Allstate CEO Touts Huge Response to Esurance Super Bowl Ad Response
February 10, 2014 by Marie Suszynski, Best's News Service correspondent
NORTHBROOK, Ill. – A profitable 2013 for Allstate Corp., with its direct-to-consumer unit Esurance showing significant premium and policy growth, was topped off with a successful Super Bowl television ad and contest that lit up Twitter.
It sent Esurance’s call volume off the charts and brought in a significant quote volume for days after the game, the company’s executives said in an earnings conference call.
It was part of Allstate’s move to substantially increase marketing for its Esurance unit. Although the marketing expense has affected the combined ratio, it is leading to top-line growth, Thomas J. Wilson, chairman, president, and chief executive officer, said during the call. The combined ratio of Esurance was 117.3 for the year.
For the full year 2013, Allstate posted net income of $2.26 billion, slightly lower than the $2.31 billion of net income it reported in 2012, due in part to a $521 million loss from the sale of its life insurance subsidiary Lincoln Benefit Life Co. Consolidated revenues for the year rose 3.6% to $34.5 billion (Best’s News Service, Feb. 6, 2014).
However, 2013 fourth-quarter net income more than doubled to $810 million, compared with $394 million during the fourth quarter of 2012. Consolidated revenues for the quarter rose 2.9% to $8.8 billion (Best’s News Service, Feb. 6, 2014).
Allstate has four consumer segments: The Allstate brand, which serves consumers who prefer local advice from agents; Esurance; Encompass, which offers local advice along with brand choices; and Answer Financial.
The Allstate brand grew net written premiums by 3% in 2013. During the fourth quarter, Allstate grew average premium in automobile and homeowners and auto policy counts. Net written premiums for the Esurance unit grew 27.9% during 2013.
Allstate’s homeowners policies have been declining, but the decline slowed in 2013. During the call, Wilson said it took the company more than four years to get its homeowners business to a point where it can be leveraged as a competitive advantage. Matthew Winter, president of Allstate Personal Lines, said Allstate approaches its homeowners business four ways: by getting rate adequacy, updating and upgrading product availability, reassessing the profit and loss capacity, and diversifying geographically.

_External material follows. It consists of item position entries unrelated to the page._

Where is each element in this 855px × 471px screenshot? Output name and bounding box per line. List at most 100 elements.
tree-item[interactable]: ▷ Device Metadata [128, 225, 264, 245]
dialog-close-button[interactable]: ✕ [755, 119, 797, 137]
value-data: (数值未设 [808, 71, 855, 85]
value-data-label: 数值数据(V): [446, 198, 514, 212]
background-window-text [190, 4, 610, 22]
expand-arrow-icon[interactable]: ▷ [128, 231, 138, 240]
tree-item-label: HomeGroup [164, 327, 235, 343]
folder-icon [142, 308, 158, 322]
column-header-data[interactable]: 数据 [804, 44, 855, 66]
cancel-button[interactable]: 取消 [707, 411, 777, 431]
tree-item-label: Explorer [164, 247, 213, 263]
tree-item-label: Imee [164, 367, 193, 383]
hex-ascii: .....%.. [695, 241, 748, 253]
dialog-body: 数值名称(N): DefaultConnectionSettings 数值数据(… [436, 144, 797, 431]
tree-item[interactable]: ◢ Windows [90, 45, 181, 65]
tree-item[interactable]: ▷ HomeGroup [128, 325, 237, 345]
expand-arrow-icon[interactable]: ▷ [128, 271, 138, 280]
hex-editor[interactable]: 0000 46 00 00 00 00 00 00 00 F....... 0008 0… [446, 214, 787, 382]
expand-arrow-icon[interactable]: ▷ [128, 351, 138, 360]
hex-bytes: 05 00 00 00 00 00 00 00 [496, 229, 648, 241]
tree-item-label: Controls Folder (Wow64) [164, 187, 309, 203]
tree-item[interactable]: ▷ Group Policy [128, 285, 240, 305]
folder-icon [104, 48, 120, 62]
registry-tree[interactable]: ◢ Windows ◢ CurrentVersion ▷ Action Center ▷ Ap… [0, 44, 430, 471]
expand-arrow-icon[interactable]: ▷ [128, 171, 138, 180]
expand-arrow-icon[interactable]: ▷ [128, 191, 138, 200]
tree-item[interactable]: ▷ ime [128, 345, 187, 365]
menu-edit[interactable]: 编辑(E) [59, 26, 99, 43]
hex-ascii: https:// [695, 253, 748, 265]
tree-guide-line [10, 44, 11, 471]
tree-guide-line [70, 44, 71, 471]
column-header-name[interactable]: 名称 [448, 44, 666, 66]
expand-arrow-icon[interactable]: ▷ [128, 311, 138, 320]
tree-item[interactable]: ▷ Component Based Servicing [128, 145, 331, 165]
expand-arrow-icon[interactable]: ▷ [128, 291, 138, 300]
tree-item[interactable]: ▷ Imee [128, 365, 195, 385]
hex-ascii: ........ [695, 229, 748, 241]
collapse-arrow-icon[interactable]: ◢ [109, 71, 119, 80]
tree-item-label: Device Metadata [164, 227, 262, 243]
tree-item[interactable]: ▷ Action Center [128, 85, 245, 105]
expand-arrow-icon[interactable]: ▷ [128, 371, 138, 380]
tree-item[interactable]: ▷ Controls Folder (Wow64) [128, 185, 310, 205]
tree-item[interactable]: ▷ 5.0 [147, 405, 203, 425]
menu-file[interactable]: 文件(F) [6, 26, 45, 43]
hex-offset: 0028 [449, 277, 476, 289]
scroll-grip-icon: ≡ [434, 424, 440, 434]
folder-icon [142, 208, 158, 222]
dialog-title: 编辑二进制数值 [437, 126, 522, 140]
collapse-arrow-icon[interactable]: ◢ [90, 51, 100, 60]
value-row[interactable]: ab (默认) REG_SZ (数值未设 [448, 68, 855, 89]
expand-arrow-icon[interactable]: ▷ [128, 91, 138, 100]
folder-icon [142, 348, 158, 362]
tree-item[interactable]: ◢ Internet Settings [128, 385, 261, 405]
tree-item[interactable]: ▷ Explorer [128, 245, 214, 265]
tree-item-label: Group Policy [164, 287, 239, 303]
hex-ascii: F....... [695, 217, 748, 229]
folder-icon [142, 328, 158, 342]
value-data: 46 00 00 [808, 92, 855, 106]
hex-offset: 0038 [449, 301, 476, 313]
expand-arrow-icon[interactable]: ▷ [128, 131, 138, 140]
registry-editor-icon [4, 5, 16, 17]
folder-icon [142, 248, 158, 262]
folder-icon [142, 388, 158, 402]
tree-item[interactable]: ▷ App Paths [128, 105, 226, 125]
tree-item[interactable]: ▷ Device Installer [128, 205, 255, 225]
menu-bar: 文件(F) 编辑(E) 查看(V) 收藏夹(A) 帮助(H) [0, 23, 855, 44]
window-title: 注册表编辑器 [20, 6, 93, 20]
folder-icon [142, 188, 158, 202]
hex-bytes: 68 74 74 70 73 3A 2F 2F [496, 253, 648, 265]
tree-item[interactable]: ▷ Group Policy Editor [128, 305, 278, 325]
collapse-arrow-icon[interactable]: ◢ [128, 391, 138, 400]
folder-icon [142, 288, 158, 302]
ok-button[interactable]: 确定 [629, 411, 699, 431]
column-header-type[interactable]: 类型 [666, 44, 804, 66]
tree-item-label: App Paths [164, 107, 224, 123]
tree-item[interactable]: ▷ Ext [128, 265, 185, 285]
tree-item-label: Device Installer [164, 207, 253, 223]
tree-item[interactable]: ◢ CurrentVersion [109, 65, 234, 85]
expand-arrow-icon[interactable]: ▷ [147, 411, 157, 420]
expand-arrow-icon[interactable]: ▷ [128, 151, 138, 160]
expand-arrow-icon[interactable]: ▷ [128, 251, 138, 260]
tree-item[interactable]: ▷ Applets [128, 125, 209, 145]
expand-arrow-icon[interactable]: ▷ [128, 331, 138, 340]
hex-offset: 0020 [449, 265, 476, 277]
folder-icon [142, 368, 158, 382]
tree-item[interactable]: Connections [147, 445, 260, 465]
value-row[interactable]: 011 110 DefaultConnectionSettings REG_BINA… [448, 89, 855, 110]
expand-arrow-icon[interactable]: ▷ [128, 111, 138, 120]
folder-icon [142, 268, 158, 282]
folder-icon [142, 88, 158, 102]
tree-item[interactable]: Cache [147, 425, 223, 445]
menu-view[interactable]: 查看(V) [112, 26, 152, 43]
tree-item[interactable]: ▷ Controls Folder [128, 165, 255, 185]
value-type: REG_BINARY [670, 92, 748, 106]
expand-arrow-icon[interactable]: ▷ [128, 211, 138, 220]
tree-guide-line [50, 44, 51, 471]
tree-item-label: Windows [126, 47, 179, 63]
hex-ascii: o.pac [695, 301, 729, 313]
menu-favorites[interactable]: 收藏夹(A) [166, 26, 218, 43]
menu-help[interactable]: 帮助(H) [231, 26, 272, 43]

Allstate has neared rate adequacy, he said. Meanwhile, there is a lot of work underway to increase geographic diversity and grow in some areas of the country where Allstate has not historically grown, Winter said.
Over the past three to four years, Allstate made several changes to the way it works with its agencies, and overall it has been successful.
“This is my eighth year as CEO,” Wilson said. “This last year was a lot more fun than the first six.” Over the years, Allstate had to shift some focus onto homeowners when it was leaning too heavy on auto, and in the meantime worked on improving relationships with agents, which is driving growth in the company. It took a couple of years to regroup and build the foundation, he said.
Although it was a tough transitional period, Allstate’s agencies today are more valuable. “We’re thriving together,” Winter said. As a result, an agency relationship survey that measured satisfaction was at an all-time high.
Going into 2014, Allstate plans to shift the focus of its priorities from premiums and prices to units and market share growth, Wilson said.
Allstate Insurance Group companies currently have a Best’s Financial Strength Rating of A+ (Superior).
Early afternoon Feb. 6, shares of Allstate Corp. (NYSE: ALL) were trading at $51.62, up 4.18% from the previous close.